YTEP-0029: Extension Packages

Abstract

Created: January 25, 2016

Author: Matthew Turk

The yt project is not the same as the yt codebase. However, the bundling of analysis modules and maintaining a monolithic repository tends to blur the distinction between the two. This YTEP is an attempt to identify how we can make the codebase more friendly to extension modules, and to encourage an ecosystem of independently developed packages that utilize yt.

Status

Completed

Detailed Description

This YTEP proposes a few courses of action designed to promote the idea of yt as a dependency, rather than a destination, for analysis modules and external projects.
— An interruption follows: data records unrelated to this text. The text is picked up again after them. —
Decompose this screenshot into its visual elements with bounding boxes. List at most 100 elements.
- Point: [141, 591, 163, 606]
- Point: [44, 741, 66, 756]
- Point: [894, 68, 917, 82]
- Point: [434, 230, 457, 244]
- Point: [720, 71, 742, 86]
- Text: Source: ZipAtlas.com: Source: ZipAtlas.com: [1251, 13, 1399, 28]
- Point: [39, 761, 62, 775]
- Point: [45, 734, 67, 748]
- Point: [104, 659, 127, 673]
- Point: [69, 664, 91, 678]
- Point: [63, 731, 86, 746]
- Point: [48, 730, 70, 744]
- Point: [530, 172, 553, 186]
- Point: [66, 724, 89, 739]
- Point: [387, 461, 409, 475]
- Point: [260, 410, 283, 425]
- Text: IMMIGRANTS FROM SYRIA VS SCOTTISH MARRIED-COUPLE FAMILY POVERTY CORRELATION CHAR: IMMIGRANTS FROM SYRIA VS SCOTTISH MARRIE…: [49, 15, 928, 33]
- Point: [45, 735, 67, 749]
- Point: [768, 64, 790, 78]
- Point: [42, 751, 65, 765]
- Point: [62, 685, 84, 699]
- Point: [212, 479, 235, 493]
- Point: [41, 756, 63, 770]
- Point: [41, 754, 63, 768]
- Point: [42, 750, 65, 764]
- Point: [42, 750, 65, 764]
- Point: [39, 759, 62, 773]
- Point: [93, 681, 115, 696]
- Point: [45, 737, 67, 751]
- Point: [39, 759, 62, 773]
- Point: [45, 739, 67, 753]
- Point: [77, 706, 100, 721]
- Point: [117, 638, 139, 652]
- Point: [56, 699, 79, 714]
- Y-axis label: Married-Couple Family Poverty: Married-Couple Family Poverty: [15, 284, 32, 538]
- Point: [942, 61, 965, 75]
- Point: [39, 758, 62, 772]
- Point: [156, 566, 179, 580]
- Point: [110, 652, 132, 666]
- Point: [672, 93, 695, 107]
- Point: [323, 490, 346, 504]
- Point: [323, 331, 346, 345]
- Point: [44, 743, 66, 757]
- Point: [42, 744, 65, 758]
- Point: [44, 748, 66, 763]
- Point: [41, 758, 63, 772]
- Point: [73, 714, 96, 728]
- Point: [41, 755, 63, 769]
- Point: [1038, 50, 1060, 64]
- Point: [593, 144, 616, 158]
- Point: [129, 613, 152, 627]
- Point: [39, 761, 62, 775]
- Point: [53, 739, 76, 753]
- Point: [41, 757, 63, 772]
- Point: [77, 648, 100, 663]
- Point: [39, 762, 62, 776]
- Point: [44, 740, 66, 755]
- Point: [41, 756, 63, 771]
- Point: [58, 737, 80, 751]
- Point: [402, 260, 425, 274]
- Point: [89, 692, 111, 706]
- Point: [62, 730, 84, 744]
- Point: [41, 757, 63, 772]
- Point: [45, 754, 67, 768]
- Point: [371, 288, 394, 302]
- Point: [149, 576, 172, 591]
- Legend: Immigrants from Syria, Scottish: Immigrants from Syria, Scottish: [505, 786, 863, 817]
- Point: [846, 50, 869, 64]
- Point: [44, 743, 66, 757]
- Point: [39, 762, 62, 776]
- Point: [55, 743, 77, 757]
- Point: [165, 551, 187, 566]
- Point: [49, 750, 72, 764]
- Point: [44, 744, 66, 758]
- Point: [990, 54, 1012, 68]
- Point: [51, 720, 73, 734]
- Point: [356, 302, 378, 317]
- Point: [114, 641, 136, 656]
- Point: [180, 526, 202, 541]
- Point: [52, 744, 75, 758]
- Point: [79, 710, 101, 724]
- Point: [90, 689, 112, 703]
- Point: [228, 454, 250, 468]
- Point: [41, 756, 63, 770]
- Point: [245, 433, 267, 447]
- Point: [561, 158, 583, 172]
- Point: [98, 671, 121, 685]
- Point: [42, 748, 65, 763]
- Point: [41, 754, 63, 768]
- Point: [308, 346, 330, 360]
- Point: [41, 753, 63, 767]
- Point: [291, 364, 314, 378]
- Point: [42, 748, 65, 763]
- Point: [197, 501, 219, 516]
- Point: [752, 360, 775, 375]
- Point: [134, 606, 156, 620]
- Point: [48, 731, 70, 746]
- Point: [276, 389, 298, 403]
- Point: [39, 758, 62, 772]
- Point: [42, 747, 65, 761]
As it stands, many (the author included) have viewed yt as the “place” to put things, whether or not they contribute to its core mission. There are several good reasons for this:

  • Distribution: yt is largely a monolithic codebase, and if you have downloaded and installed yt, you have access to all of the analysis modules. This makes discoverability and distribution much easier.
  • Infrastructure: yt has testing infrastructure which gets run on all pull requests and new revisions. As such, if the analysis module is in the primary codebase, it too will be tested. If functionality in yt changes, the analysis module will track this. Additionally, we provide the ability to run tests on managed infrastructure.
  • Hosting: We will allow these projects to host data on hub.yt as well as have their websites either as subrepositories in the main yt-project/website repository or as subdirectories. This will allow them to share our hosting infrastructure without developing their own, if they so wish.
  • Prestige: (maybe?) Having something be a part of yt adds to the sense that it’s part of the bigger project, and that it’s somehow graduated to a stable component. (I am not sure this is real, but it’s been mentioned to me.)
  • Social infrastructure: There’s a mailing list for yt, so folks know where to go.

But, there are several – sometimes quite large – downsides to being part of the mainline yt codebase.

  • Project Standards: The methods right now for developing in yt require several iterations of code review as well as conforming to standards of development practices. For instance, this could include style or where the code is developed (i.e., bitbucket/github/kallithea/etc).
  • Credit: While the situation is certainly improving, and there is nothing to stop a contributor from writing a paper describing a new analysis module (in fact this is encouraged) it is still a part of a “project” codebase rather than a standalone entity. This can diminish the perception of individual contributions, particularly by people not directly affiliated with the mainline yt project.
  • Timeline: The acceptance of a change into yt can often be on a weeks or longer timescale, depending largely on the time being issuing a pull request and the next PR triage. For modules that are developed with much higher frequency, this can be very cumbersome and costly in developer efforts.
  • Dependencies: yt attempts to keep the number of dependencies at a minimum; if a package wants to use them, it often has to either make them on-demand or vendor them with the source. We want to encourage packages to utilize new technologies and experiment – but at present, we can’t allow that into mainline.

A solution to this problem would be to encourage an ecosystem of discoverable packages that build on yt as a dependency. Three such packages exist at time of writing – powderday, trident, and astroblend.

What this YTEP proposes is to restructure our discussion of yt as a project to emphasize these types of packages and projects as citizens in the community, and provide to them a mechanism for people to find them.

This will take a few forms:

  • Re-designing the website to emphasize the burgeoning ecosystem of projects, perhaps similar to the way astropy.org is set up.
  • Offering, but not mandating, projects that they should direct questions to the yt-users mailing list.
  • Splitting out some particularly isolated projects from analysis modules. This may include photon simulator and the sz generator.
  • Provide entry points in the code for people to find out about available analysis modules. (Discussed below.)
  • Utilize intersphinx documentation links for analysis modules, or offer to host documentation on the main yt homepage.
  • Determine mechanisms for recognizing projects as extensions, independent, related, etc.
  • Adding testing support can be difficult and labor intensive; however, we should explore adding testing support for extensions under some criteria. (Such as, does this depend on public APIs, do test failures constitute upstream breakages, etc.)
  • Accept either subrepos or subdirectories in yt-project/website.

At present, people can find analysis modules by doing something like::

>>> dir(yt.amods)

This returns a list of analysis modules. This could be extended to also parse a small list of known external projects which could be installed. Importing one that was not installed would report that it wasn’t installed and describe a method for installing it.

Depending on the type of project, we may want to distinguish between yt extensions and projects that share the yt ecosystem. For the former, we could evaluate using yt.extension as the namespace, if yt.analysis_module is not appropriate. This would then provide (similar to how Flask manages extension modules) a naming scheme (say, ytext_projectname) that would be imported into yt.extension. This is not necessary, but is a possibility within the scope of this YTEP.

Backwards Compatibility

If we split out existing modules, they would need to be API compatible. We would also want to make sure that they are well-supported by our infrastructure.

Alternatives

One possible alternative would be to make the yt.analysis_modules namespace a free-for-all of modifications, with much shorter timescales and essentially autonomous operation by developers.